(Massachusetts Institute of Technology and Woods Hole Oceanographic Institution, 1996-08)
Racine, Brian S.
A field experiment was undertaken during July and August of 1995 aimed at
understanding the interaction of acoustic signals with the internal wave field off the
coast of New Jersey. As part of SWARM (Shallow Water Acoustics in a Random
Medium), physical data were collected in 75 m of water near 39°15.34'N, 72°56.59'W
with three thermistor strings, a bottom-mounted ADCP, and yo-yo CTDs. These data
spanned a two-week period of the month-long study.
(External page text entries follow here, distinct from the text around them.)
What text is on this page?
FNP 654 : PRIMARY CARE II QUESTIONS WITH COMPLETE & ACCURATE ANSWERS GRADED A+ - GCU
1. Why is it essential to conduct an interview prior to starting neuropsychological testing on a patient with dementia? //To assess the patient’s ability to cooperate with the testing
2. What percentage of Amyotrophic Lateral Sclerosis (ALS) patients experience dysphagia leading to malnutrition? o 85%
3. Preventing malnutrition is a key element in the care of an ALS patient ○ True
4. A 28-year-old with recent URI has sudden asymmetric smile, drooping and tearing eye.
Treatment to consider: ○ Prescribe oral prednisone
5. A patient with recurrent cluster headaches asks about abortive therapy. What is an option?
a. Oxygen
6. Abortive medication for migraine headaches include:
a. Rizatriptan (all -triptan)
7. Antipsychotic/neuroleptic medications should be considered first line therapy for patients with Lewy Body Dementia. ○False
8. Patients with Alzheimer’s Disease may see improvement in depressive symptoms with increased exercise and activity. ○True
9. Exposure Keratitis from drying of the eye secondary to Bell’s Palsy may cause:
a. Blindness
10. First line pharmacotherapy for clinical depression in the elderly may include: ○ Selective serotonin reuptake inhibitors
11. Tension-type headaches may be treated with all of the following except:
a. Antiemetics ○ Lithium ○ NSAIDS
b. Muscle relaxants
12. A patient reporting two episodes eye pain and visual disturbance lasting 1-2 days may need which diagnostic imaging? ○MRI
With the exception of a time
following a storm event, during which the generation mechanism near the shelf break was
effectively switched off, large-amplitude (up to 20 meters), rank-ordered groups of
internal solitons were observed traveling through the region approximately every 12.4
hours. These groups of solitons progressed across the shelf with phase speeds of 61.8 ±
14.9 cm/s with a heading of 280 ± 31° T. Two-layer finite-depth theory was tested on
this data and shown to consistently overpredict the phase speed of the internal solitons
within each group. Predictions of horizontal scale, particle velocities, and
displacements were in qualitative agreement with two-layer finite-depth dynamics.